Goczecocogch… shofón… fraksholu…
Thikomtli naar… prathena… sercthare…
La masa gelatinosa ya les cubría hasta la cintura, cuando por entre ellos sintieron deslizarse un gran cuerpo cartilaginoso y flexible, capaz de circundarlos a todos a pesar de su tamaño. Lentamente la materia viscosa fue iluminándose con un fulgor rojizo que dejaba al descubierto la magnificencia de la caverna. Ésta poseía dimensiones ciclópeas, sin paredes que sustentaran un cielo repleto de estalactitas blanquecinas. Los 13 hombres, al unísono, despertaron del trance, pero, de inmediato, les sobrevino la locura. Lo que sus sentidos captaban los enloqueció de inmediato.
Ilustración por Ana Oyanadel
La substancia lechosa, no era otra cosa que un caldo de cultivo para millones de huevos traslúcidos del tamaño de un cráneo y que en su interior albergaban algo similar a un renacuajo de color marrón que se agitaba frenéticamente. No tenían dónde ir, el lugar era inmenso, además ya no se comunicaban; cada quien vociferaba envuelto en su propia demencia.
La letanía comenzó un in crescendo que producía en el líquido y en las ovas una vibración intensa, una especie de llamado o aviso. Algunas, las más grandes, en donde los embriones se movían en un frenesí desproporcionado, luchando por salir, comenzaron a eclosionar ruidosamente, saltando y adhiriéndose a los cuerpos de los hombres con unos pequeños tentáculos dentados y con una boca ventosa que lentamente se abría paso a través de la ropa, la piel y la carne. Los gritos enloquecedores de dolor y angustia no lograban sobrepasar el sonido de aquel siseo. Para los que aún conservaban ojos, tuvieron la visión de un portentoso engendro rojizo de unos 18 metros de alto con diez tentáculos dentados, dos de los cuales surgían cerca de lo que asemejaba una cabeza y actuaban como largos brazos lacerantes. Una boca enorme con forma de ventosa repleta de dientes ganchudos y retorcidos que giraban como sierras al compás de la letanía que parecía ser emitida por la atmósfera desquiciada del fragor alimenticio. Su piel brillaba y dos esferas al costado de su boca-ventosa parecían ser grandes ojos amarillentos e hipnotizantes. Ocho de los tentáculos se encontraban en lo que parecía ser el tronco ovalado que terminaba en unas aletas ondulantes que lo mantenían sin dificultades por sobre el caldo blanquecino. Luego, el engendro emitió un silbido que destrozó sus tímpanos. Un dolor sin precedentes fue haciendo mella de la poca resistencia que aún conservaban los cuerpos consumidos lentamente por los renacuajos bermellones. Con esto, el total de los huevos eclosionaron cubriendo por completo a los hombres, haciéndolos desaparecer en segundos, cortando y engullendo como pirañas voraces. Todos desaparecieron en sus fauces.
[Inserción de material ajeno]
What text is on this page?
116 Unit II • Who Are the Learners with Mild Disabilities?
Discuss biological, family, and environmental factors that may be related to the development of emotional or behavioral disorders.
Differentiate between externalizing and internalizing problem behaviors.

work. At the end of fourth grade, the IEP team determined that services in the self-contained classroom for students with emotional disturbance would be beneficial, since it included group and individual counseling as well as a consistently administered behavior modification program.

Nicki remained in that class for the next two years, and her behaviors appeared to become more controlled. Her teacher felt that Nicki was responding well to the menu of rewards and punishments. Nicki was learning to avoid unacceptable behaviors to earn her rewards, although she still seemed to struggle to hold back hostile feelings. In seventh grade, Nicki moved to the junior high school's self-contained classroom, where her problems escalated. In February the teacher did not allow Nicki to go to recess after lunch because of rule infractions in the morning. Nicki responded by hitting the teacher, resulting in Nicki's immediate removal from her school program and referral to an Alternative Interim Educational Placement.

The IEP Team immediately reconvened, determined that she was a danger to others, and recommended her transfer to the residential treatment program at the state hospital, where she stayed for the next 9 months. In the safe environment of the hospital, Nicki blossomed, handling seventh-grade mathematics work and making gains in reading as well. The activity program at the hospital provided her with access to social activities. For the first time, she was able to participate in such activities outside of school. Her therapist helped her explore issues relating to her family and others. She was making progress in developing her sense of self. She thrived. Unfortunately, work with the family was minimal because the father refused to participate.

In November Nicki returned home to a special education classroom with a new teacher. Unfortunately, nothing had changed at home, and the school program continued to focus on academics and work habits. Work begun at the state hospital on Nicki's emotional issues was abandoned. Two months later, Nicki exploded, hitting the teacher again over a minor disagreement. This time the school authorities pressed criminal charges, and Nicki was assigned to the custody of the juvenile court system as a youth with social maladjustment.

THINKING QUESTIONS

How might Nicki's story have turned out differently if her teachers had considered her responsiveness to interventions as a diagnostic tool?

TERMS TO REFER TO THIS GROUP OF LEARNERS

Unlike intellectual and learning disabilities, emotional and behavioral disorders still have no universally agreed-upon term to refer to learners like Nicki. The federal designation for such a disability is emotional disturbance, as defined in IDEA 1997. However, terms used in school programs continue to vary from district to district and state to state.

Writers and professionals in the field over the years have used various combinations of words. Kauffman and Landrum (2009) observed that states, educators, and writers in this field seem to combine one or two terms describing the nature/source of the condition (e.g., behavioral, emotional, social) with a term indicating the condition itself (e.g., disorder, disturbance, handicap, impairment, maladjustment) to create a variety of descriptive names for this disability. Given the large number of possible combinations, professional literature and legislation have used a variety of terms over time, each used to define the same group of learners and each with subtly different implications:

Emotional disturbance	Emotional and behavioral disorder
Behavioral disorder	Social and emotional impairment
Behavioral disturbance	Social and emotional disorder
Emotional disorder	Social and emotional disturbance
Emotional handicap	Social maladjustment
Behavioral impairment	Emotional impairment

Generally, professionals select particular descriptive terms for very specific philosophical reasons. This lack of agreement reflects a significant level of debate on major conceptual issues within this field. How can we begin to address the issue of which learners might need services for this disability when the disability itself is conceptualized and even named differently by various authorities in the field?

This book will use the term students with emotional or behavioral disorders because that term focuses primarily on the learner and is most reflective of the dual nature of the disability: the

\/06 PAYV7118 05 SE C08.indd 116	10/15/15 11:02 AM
El monstruo de mayor tamaño, inmediatamente nadó entre el gel que cubría el suelo de la caverna, devorando a mansalva a los pequeños engendros eclosionados, alimentándose de su progenie. En el transcurso de los días no dejaría a ninguno con vida, pues de lo contrario su soledad y existencia abismal estarían amenazadas. Ninguno debía alcanzar la madurez o se transformarían en una competencia demasiado desastrosa para la vida de Goczecocogch, el que habita en las sombras de las profundidades, el que se resiste a ver la luz de las estrellas.